Restreindre les critères de dépistage

Du côté des adultes, l’Office fédéral de la santé publique (OFSP) recommande toujours aux personnes présentant des symptômes évoquant le Covid-19, à savoir une atteinte des voies respiratoires d’apparition récente, comme la toux, les maux de gorge, le souffle court, une douleur dans la poitrine, une sensation de fièvre ou encore la perte de l’odorat et/ou du goût, de se faire tester. Quant aux divers outils internet de type Coronacheck, les conseils sont plus hétérogènes puisqu’ils varient, selon le canton de résidence, en fonction des décisions des autorités cantonales d’ajouter, ou non, des symptômes moins typiques du covid.

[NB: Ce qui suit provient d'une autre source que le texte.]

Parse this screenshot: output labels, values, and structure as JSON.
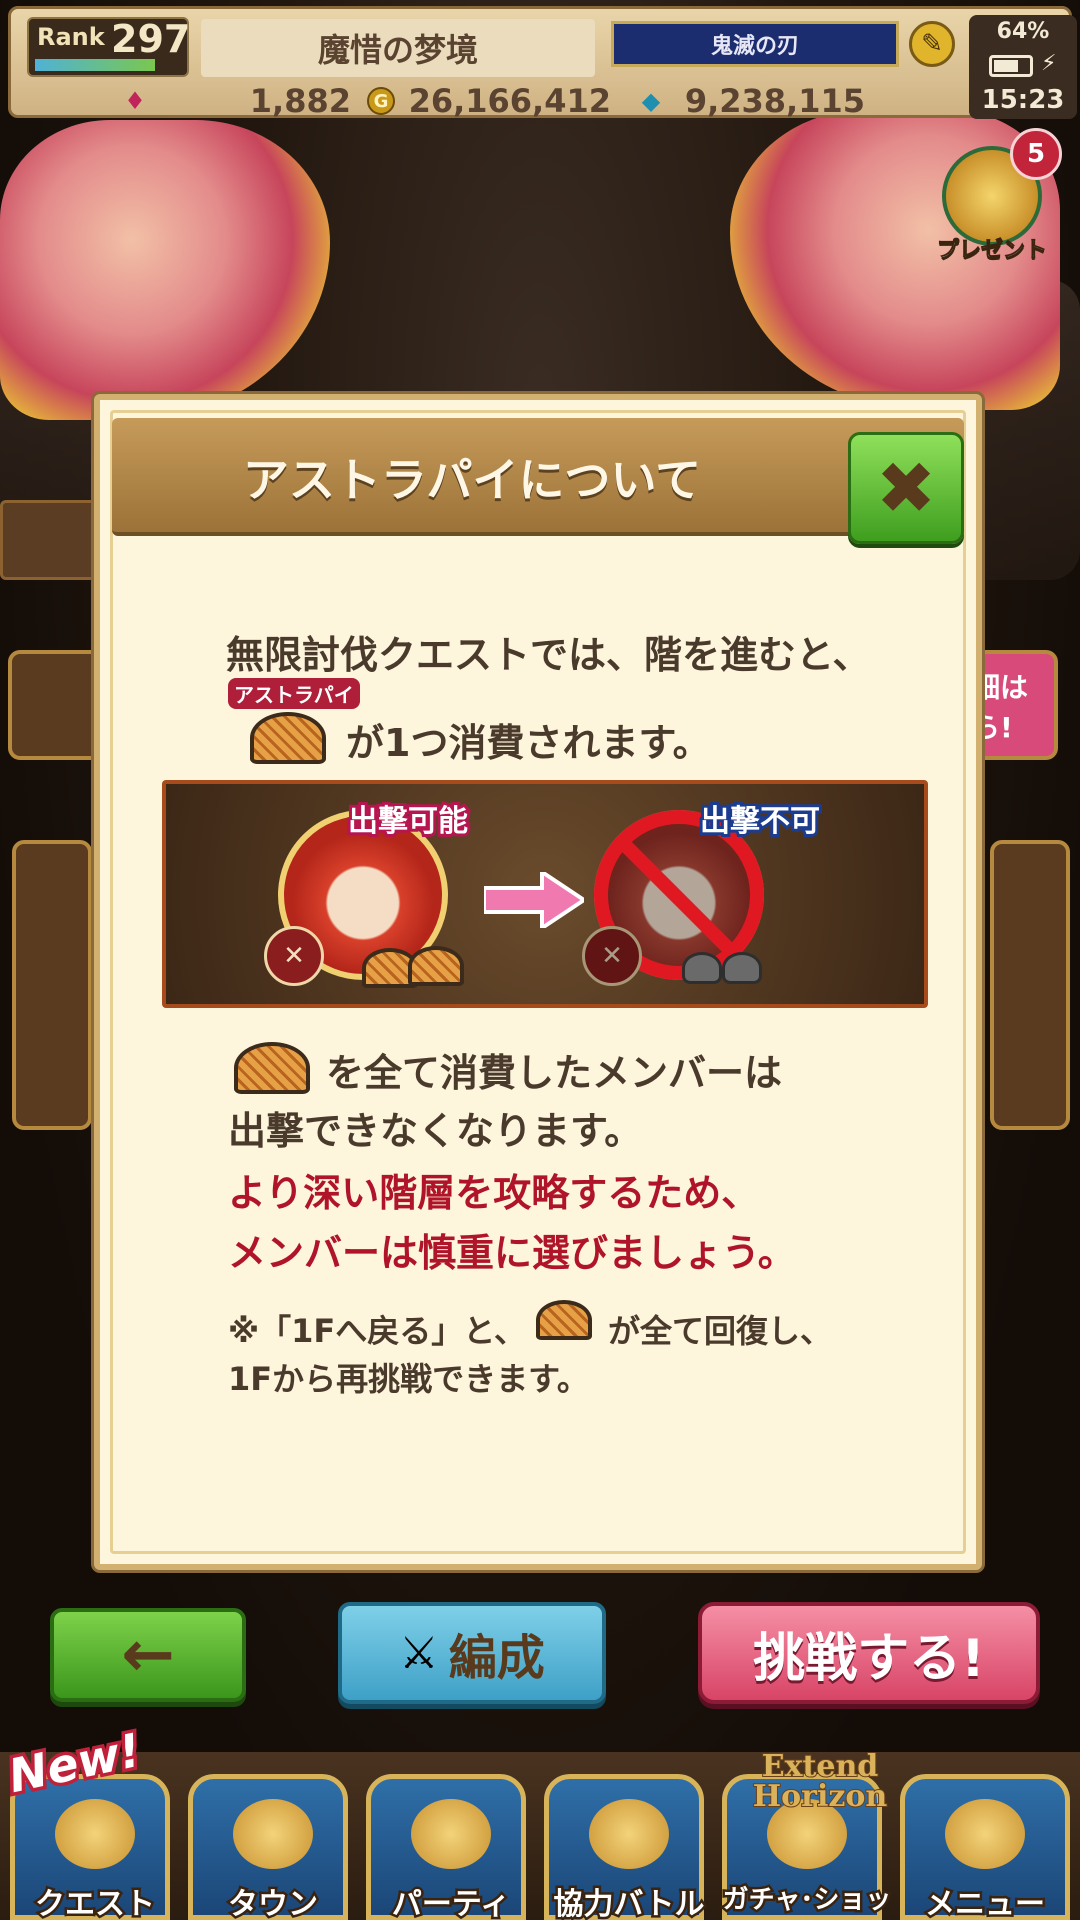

«Comme les données nous manquaient jusque-là, le canton de Vaud a décidé d’être le plus large possible dans les critères devant conduire à être testé, explique Valérie d’Acremont, médecin infectiologue à Unisanté à Lausanne, et conceptrice du site Coronacheck d’Unisanté. Cette approche pouvait convenir en été, car les gens sont plus rarement malades, mais en hiver cela risque d’être plus compliqué. Une réflexion est d’ailleurs en train d’être menée aux niveaux fédéral et cantonal pour savoir quelle serait la meilleure stratégie à adopter afin de parvenir à identifier les cas positifs au Covid-19, tout en évitant de mettre les gens en quarantaine ou de réaliser des tests pour rien.»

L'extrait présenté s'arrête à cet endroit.